The rulemaking process for SUNSET, which was slated to take effect in March 2022, was rushed through by the Trump administration and would have affected thousands of HHS regulations that automatically would have expired in 2026 without an HHS retrospective review process requiring a pace 20 times faster than HHS has ever conducted.
“The SUNSET final rule is expansive in scope and impact, faced considerable opposition from stakeholders (and very little support), and lacked a public health or welfare rationale for expediting rulemaking,” HHS states in the withdrawal. “We now conclude that the SUNSET final rule likely underestimated to a significant degree the resources needed for the required undertaking.”

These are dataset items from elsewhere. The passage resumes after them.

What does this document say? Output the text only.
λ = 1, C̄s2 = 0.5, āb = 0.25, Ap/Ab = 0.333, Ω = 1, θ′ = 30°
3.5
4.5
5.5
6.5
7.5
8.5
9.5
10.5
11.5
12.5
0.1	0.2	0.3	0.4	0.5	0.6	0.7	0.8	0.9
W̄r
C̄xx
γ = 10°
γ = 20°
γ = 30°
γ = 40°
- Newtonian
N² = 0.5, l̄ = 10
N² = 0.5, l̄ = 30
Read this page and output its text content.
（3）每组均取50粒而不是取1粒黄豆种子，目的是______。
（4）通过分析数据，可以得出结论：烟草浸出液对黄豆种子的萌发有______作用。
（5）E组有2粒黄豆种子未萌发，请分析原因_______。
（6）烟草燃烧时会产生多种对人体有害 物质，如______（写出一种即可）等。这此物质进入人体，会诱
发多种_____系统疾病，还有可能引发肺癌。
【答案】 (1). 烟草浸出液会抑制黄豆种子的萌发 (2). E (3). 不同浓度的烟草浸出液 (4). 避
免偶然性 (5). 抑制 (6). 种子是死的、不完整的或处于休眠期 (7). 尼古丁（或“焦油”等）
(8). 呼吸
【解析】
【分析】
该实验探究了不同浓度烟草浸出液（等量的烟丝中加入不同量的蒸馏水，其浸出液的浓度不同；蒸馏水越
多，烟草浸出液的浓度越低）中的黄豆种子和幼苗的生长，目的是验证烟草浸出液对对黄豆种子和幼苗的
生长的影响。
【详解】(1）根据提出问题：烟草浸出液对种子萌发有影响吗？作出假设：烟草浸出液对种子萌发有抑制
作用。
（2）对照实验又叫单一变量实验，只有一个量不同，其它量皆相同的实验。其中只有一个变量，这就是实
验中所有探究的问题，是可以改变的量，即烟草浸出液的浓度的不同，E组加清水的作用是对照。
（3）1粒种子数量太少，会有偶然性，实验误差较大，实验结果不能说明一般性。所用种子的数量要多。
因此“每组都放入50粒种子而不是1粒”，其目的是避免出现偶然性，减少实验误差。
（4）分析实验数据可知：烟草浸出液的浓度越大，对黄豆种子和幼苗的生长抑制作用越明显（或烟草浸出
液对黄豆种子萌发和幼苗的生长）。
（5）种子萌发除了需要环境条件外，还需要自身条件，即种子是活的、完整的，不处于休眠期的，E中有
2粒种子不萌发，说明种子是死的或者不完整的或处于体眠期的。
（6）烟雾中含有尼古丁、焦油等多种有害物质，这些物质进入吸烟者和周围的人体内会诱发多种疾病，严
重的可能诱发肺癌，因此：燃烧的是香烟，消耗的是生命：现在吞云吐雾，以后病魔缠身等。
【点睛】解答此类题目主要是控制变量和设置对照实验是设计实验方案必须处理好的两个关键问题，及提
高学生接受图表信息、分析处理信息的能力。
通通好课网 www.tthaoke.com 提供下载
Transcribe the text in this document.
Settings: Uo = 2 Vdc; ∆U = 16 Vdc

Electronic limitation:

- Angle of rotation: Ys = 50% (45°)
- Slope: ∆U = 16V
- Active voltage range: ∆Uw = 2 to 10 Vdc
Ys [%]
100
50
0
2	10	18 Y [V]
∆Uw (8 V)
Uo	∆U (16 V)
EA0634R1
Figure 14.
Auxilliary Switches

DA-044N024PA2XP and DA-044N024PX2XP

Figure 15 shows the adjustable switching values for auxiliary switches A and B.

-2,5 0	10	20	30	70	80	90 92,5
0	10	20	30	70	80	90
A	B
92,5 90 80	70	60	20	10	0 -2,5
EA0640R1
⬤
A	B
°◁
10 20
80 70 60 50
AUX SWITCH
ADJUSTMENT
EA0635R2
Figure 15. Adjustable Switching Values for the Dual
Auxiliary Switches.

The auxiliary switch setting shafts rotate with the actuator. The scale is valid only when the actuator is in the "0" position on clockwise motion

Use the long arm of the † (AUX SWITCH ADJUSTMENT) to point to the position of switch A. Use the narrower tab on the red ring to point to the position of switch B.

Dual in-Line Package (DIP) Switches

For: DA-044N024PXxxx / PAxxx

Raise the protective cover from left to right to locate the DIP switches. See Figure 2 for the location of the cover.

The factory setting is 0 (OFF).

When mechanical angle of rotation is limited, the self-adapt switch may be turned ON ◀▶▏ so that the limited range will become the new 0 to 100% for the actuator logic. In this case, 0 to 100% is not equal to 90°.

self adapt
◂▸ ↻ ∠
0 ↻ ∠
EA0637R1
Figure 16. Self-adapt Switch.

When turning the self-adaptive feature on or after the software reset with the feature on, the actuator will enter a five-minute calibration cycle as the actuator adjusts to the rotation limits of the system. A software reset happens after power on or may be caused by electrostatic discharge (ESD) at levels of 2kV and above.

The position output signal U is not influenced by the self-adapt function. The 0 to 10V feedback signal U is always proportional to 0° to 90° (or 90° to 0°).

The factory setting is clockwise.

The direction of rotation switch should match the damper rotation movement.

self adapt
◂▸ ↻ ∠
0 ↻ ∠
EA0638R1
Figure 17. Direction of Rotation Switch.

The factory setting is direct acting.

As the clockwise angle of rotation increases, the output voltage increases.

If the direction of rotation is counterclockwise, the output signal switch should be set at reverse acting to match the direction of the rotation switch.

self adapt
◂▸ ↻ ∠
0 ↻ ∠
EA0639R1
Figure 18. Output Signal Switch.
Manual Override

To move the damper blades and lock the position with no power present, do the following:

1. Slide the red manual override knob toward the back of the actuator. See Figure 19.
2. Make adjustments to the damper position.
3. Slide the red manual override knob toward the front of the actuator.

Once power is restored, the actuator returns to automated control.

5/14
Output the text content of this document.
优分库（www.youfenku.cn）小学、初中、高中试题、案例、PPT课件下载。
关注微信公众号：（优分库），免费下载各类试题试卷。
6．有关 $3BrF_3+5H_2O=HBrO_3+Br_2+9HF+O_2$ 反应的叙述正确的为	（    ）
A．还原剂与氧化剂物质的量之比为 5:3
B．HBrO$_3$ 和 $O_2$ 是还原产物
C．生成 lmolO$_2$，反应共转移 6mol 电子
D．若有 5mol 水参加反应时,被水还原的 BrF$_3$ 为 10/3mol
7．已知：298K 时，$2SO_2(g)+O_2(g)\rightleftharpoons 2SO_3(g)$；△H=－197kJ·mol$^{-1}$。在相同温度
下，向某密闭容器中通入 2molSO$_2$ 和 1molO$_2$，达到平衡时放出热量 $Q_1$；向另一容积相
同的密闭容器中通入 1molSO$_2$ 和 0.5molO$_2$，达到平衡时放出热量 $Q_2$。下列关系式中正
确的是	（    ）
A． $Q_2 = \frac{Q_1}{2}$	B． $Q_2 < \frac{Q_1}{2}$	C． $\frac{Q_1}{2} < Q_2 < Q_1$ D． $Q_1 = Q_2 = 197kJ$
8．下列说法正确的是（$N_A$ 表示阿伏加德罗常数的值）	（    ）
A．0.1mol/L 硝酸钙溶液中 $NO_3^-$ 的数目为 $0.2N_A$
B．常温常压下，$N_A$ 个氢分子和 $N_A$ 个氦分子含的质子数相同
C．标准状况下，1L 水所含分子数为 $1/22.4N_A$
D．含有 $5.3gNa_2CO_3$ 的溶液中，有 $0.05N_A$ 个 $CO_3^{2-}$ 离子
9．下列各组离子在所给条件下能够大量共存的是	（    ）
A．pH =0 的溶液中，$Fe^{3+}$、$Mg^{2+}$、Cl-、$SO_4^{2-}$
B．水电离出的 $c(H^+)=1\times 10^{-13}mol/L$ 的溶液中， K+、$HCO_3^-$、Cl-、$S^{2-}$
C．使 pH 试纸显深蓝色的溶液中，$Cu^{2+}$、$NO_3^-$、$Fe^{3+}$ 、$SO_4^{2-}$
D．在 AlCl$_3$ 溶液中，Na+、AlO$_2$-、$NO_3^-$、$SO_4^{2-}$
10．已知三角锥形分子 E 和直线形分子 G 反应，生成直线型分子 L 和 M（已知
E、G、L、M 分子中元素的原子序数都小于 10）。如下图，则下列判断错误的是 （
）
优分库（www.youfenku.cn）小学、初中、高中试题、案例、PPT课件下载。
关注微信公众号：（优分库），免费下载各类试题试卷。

In the May 27 withdrawal announcement, HHS states that its current regulatory action “will reduce the time spent by the Department performing retrospective assessments and reviews of its regulations that would have been required by the SUNSET final rule, and time spent by regulated entities and other stakeholders, including the general public, small and large businesses, non-governmental organizations, Tribes and state and local governments, on comments related to these assessments and reviews.”
HHS estimates that cost savings from withdrawing the rule – in 2020 dollars, annualized over 10 years – range from $69.9 million to $75.5 million.
HHS also stated that the automatic expiration provision of the SUNSET final rule “is unsound and in our view unlawful, and that the final rule erred in misjudging the likelihood that HHS regulations would expire if the SUNSET final rule were to go into effect and be implemented. As a result, the final rule failed to examine the instability, uncertainty, and confusion that could be generated by automatically expiring regulations,” according to HHS.
HHS further calls into question the rulemaking process used by the former administration, stating that in developing the original SUNSET rule, HHS did not follow past procedure or other routine internal review procedures, such as distributing the draft proposed and final rules to the relevant HHS agencies to solicit their review and comments.
Such “irregularities may have also contributed to the flawed execution and analysis in the original SUNSET rule,” HHS notes, citing an inaccurate assessment of the effects of this rule, errors of law and a different set of policy priorities as the primary reasons it made a decision “to withdraw the SUNSET final rule in its entirety.”